Weniger Vorurteile – Mehr Sachlichkeit! Man reibt sich ja schon mit etwas Verwunderung die Augen, wenn man in Anbetracht der trockenen und jahrelang nur Insider interessierenden Materie die zum Teil heftigen Reaktionen auf die „Düsseldorfer Erklärung“ liest. So kann man sich eigentlich nur darüber freuen, dass durch die Initiative von Christoph Mäckler und Wolfgang Sonne jetzt endlich die sperrige Thematik auf eine breitere Resonanz in der Disziplin stößt. Das Problem ist nur, dass es dabei kaum um die Forderungen, nämlich die Anpassung der überholten Vorschriften der BauNVO und der TA-Lärm geht, sondern eine reflex- und klischeehafte Reaktion auf vermeintliche städtebauliche Typologien und Ideologien, die sich dahinter verbergen würden. Deshalb ist es nötig, die Dinge wieder etwas vom Kopf auf die Füße zu stellen. Denn bei allen Differenzen, Animositäten und Eitelkeiten dürfen die gemeinsamen Interessen der Profession nicht vergessen werden, um gegenüber der Politik, anderen Fachdisziplinen und der Öffentlichkeit wieder etwas mehr Gewicht zu erlangen.

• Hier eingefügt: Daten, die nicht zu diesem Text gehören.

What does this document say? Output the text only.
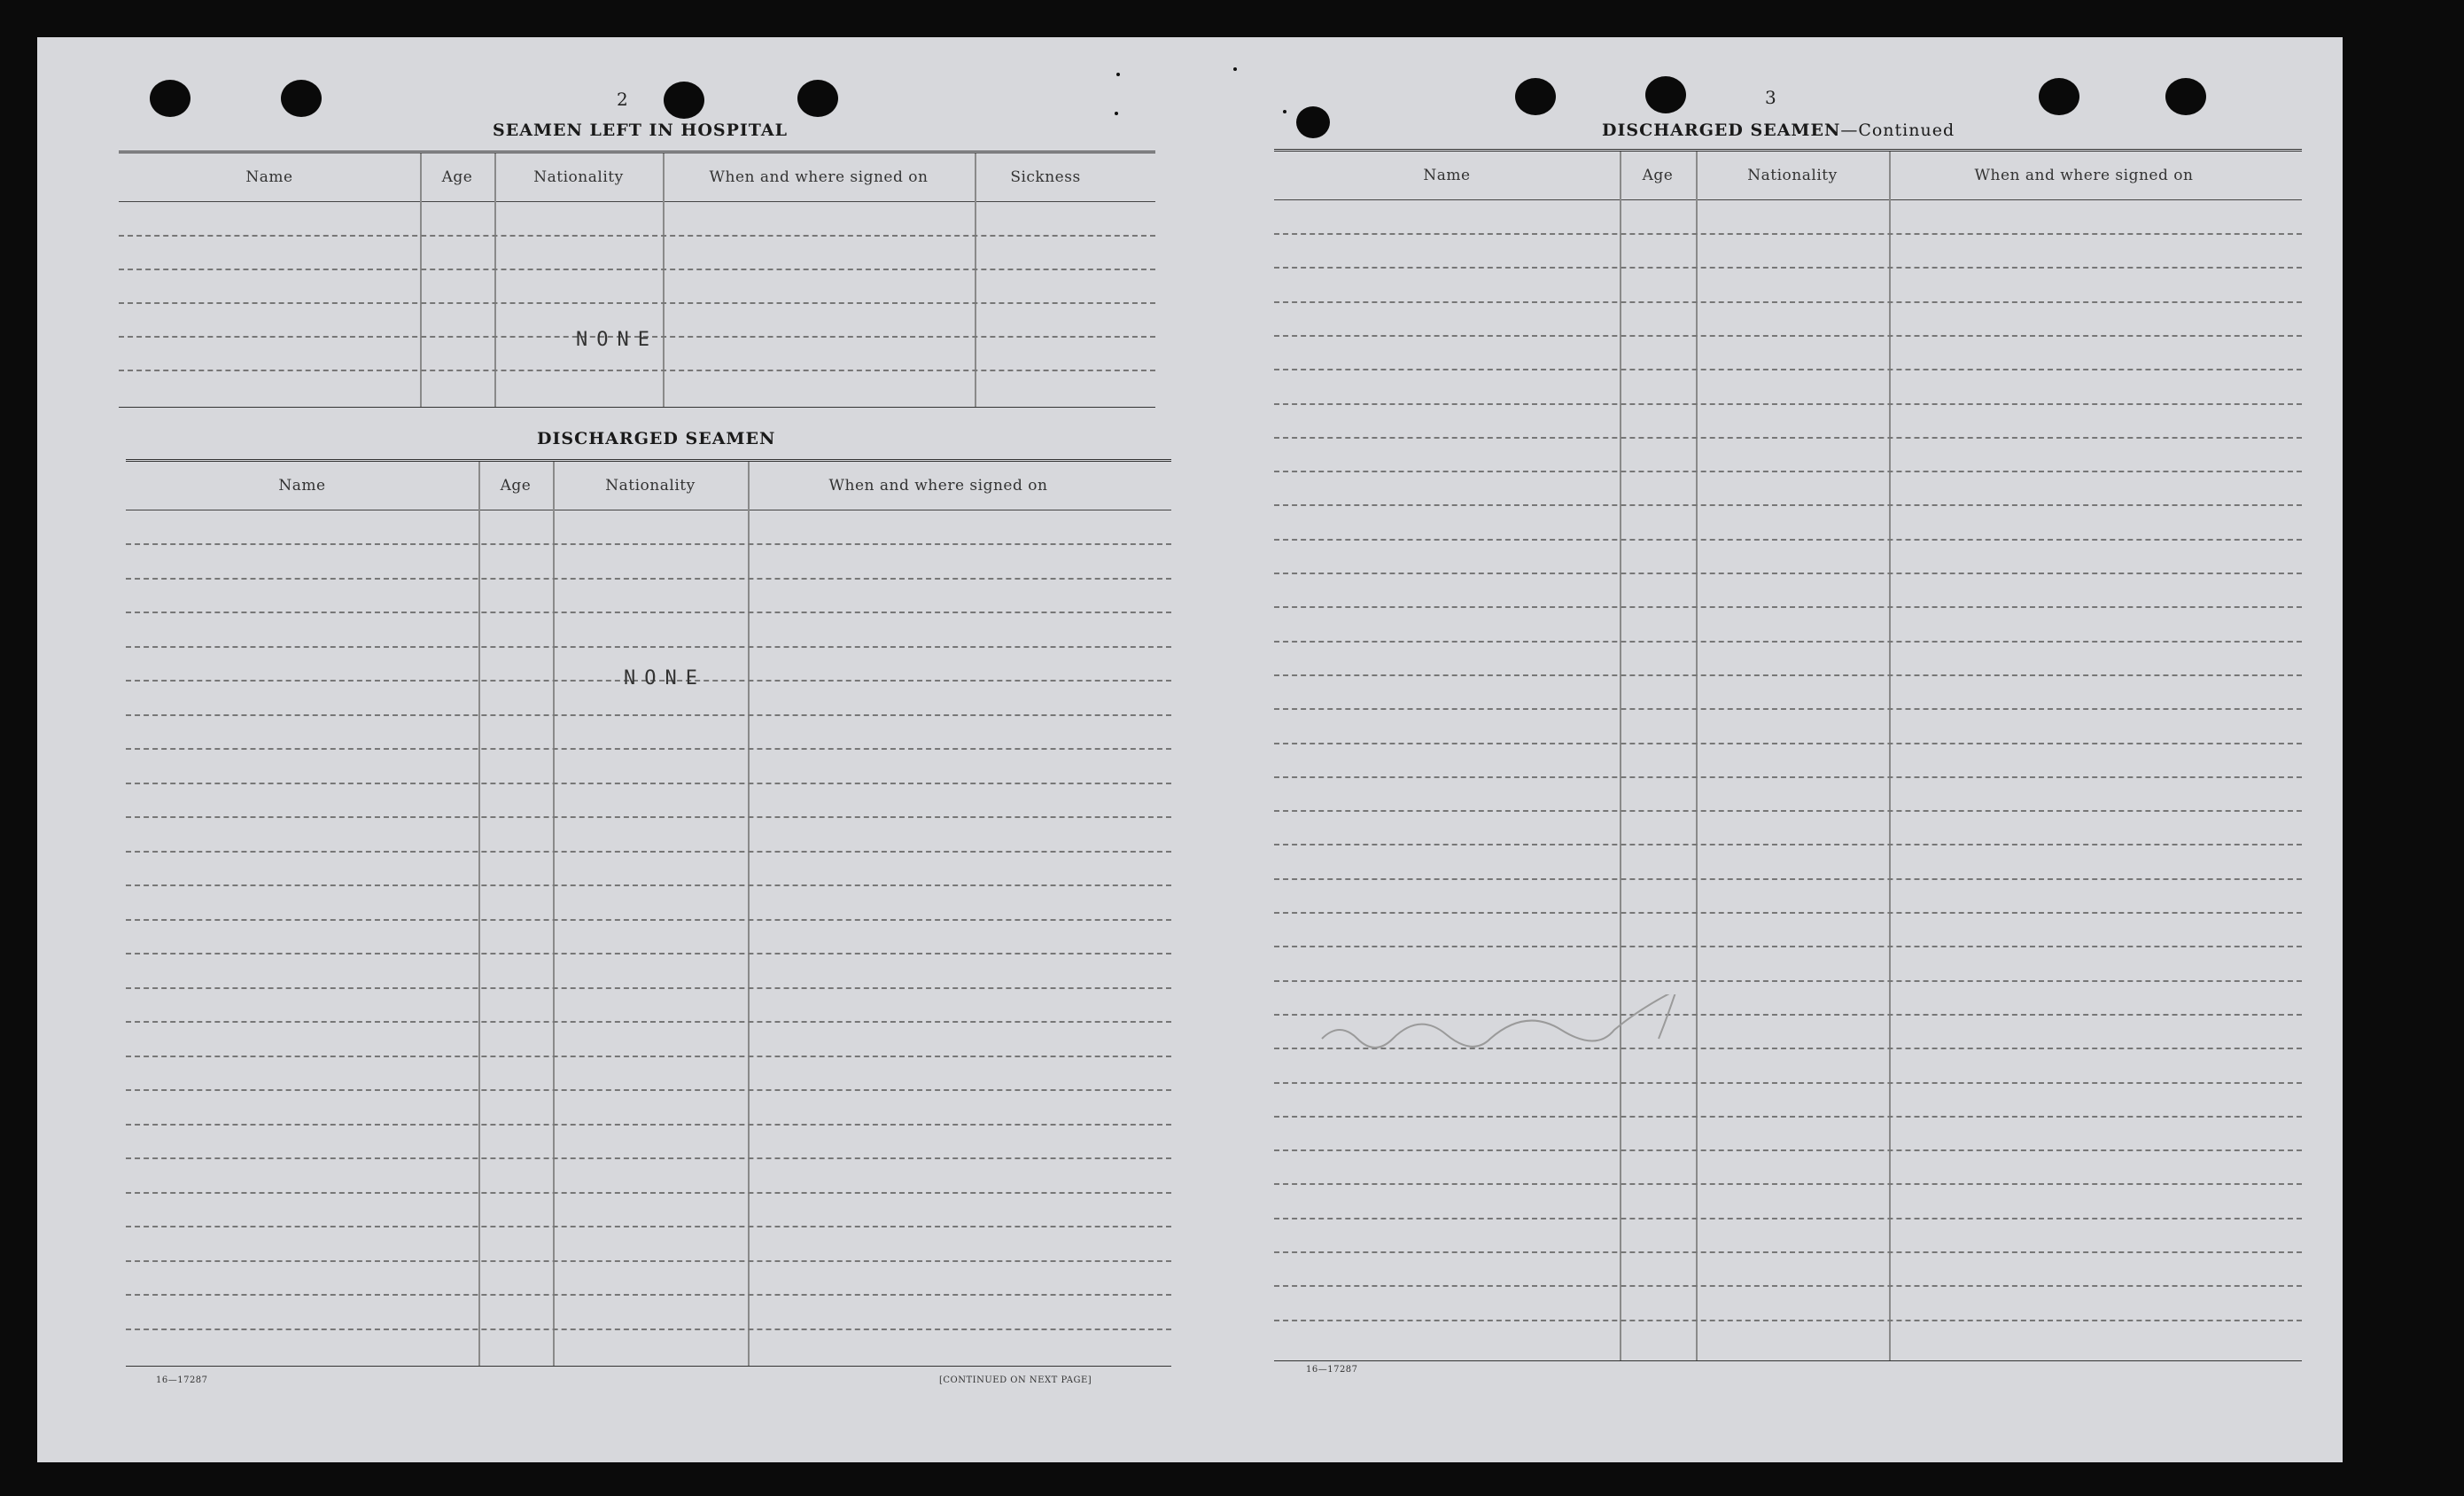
2
SEAMEN LEFT IN HOSPITAL
Name	Age	Nationality	When and where signed on	Sickness
NONE
DISCHARGED SEAMEN
Name	Age	Nationality	When and where signed on
NONE
16—17287	[CONTINUED ON NEXT PAGE]
3
DISCHARGED SEAMEN—Continued
Name	Age	Nationality	When and where signed on
16—17287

Soweit aus den bisherigen Diskussionsbeiträgen erkennbar, ist an den Vorschlägen zu einer Aktualisierung der Baugebietstypen und Nutzungskataloge der BauNVO im Sinne einer größeren Funktionsmischung und -vielfalt wenig Kritik erkennbar: Und es ist ja auch wirklich nicht mehr zu verstehen, warum das Wohnen nicht zur allgemeinen Zweckbestimmung unserer Innenstädte und zentralen Orte (MK-Gebiete) gehören soll, warum wir noch an Reinen(!) Wohngebieten (WR) festhalten und die Allgemeinen Wohngebiete (WA) nicht stärker für nicht störende Dienstleistungs- und Gewerbetriebe öffnen. Oder unsere kostbaren Industrie- und Gewerbegebiete mit sogenannten „sonstigen“, nicht störenden Gewerbetrieben, wie vornehmlich allen möglichen Zweigen des Einzelhandels, volllaufen lassen – mit der unangenehmen Folge, ständig unter dem Druck der Industrie- und Handelskammern neue an den Stadträndern und Autobahnabfahrten ausweisen zu müssen. 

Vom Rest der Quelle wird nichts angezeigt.